La marea roja desembarca en Palma. | Miquel Alzamora

TW
37

Sin dormir, con caras de cansancio y encima con el dolor de la derrota. Los ochocientos mallorquinistas cuya elección fue viajar a Sevilla en barco y después en autocar llegaron este domingo por la tarde a Palma tras una travesía que muchos de ellos calificaron de «horrible» por las condiciones que tuvieron que sufrir en el buque de la naviera GNV, que no preparó el buque para albergar la presencia de casi un millar de personas.

El Moviment Mallorquinista y Veloviajes han lamentado durante estos días los inconvenientes ocasionados en el ferry y que escaparon de su control. También se apuntó que se trabajará para esclarecer lo sucedido y emitirán un comunicado conjunto para dar los detalles de lo ocurrido. Este domingo se entremezcló la tristeza por no haber ganado el trofeo con el agotamiento del viaje. «Los de mi generación ya tenemos nuestro Mestalla; esperemos que también llegue nuestro Elche», indicó un joven aficionado.

Los seguidores, sin embargo, se mostraron especialmente enfadados con la naviera y explicaron que la travesía había sido terrible. Desde que se concentraron en el parking de Son Moix a las seis de la tarde del viernes, hasta ayer a las ocho de cuando se produjo el desembarco, pasaron prácticamente cincuenta horas de travesía por mar y tierra. Ocho horas surcando el mar y más de nueve de autobús entre Valencia y Sevilla y viceversa dejan mella en el rostro del más entero. Son los grandes héroes de una final que no se ganó, pero y que ellos sufrieron el doble.   

Alguno de ellos pudo contratar un camarote, pero fueron los menos. Otros tuvieron incluso el privilegio de una butaca, pero la gran mayoría, el porcentaje mayoritario, tuvo que superar la travesía en sillas o dormidos por los suelos. Ayer algunos de ellos relataban la experiencia.

Noticias relacionadas

«Tanto la ida como la vuelta han sido problemáticos porque eran 120 butacas para más de 800 butacas en el barco y nos hemos comido ocho horas durmiendo en el suelo y en el bus al menos hemos podido dormir. La vuelta ha sido una paliza porque regresamos con más de ocho horas de retraso porque solo había una persona haciendo el embarque de los ochocientos que éramos. Debíamos salir a las diez y lo hicimos a la una y media pasadas», relataba uno de los aficionados nada más pisar tierra.

José Luis, otro de los seguidores del equipo, calificaba de «lamentable y horrible» el comportamiento de la naviera. «Hemos estado sin comida, no había sillas para todos y nos han tratado muy mal», declaraba.    Tomeu Caldentey, de la peña mallorquinista de Artà, explicaba los pormenores sufridos. «Teóricamente teníamos derecho a butaca, pero no había para todos y tuvimos que buscarnos la vida. Algunos pudimos pillar camarote en el último momento, otros no.
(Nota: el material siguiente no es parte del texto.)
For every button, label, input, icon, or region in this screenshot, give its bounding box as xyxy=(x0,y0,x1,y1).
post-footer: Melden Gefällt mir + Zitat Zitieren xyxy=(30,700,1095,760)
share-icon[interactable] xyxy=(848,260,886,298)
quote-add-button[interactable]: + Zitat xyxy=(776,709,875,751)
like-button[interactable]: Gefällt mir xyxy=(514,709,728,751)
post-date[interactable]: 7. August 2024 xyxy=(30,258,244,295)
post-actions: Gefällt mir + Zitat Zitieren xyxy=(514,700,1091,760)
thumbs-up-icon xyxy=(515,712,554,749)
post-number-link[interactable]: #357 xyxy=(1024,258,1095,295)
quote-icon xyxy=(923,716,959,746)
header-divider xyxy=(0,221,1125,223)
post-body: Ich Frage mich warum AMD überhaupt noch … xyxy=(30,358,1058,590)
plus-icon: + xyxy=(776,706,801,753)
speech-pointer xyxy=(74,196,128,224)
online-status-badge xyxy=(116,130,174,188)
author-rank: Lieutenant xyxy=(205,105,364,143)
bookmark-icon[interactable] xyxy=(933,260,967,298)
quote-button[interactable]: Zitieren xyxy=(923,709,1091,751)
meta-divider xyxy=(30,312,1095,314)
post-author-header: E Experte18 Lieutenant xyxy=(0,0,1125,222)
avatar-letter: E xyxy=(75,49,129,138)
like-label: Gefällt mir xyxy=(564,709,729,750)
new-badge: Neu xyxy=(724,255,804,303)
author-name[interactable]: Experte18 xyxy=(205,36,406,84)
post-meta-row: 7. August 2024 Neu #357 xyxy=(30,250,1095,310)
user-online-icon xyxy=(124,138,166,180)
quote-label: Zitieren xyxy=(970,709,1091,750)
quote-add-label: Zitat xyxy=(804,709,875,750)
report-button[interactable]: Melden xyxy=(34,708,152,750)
El Moviment Mallorquinista ha hecho todo lo posible para ayudar, estamos encantados con su organización, no es responsabilidad y desde aquí todo nuestro apoyo», indicaba Tomeu.

El problema mayoritario fue que entre plazas de camarote y de butaca no cumplían con la cantidad que la compañía en su día había ofertado y eso generó un problema terrible porque en muchas imágenes que se han trasladado, los seguidores tuvieron que dormir en el suelo y por los pasillos.

Agradecimiento

Desde el Moviment también se agradeció a los conductores de Autocares Comas el esfuerzo realizado durante el viaje y su profesionalidad en todo momento.   

Por otra parte, ni en el puerto de Palma ni tampoco en el párking de Son Moix, donde llegaron los autocares para dejar a los aficionados en sus vehículos, nadie del club fue a recibir a esta gran masa de seguidores, que sufrieron una situación muy difícil. Tanto el presidente Miquel Contestí en el 91 como también Bartolomé Beltrán en el 98 acudieron al puerto para saludar a los seguidores tras las derrotas en el Bernabéu y Mestalla. Fue un viaje agotador y un ejemplo de malorquinismo por parte de todos.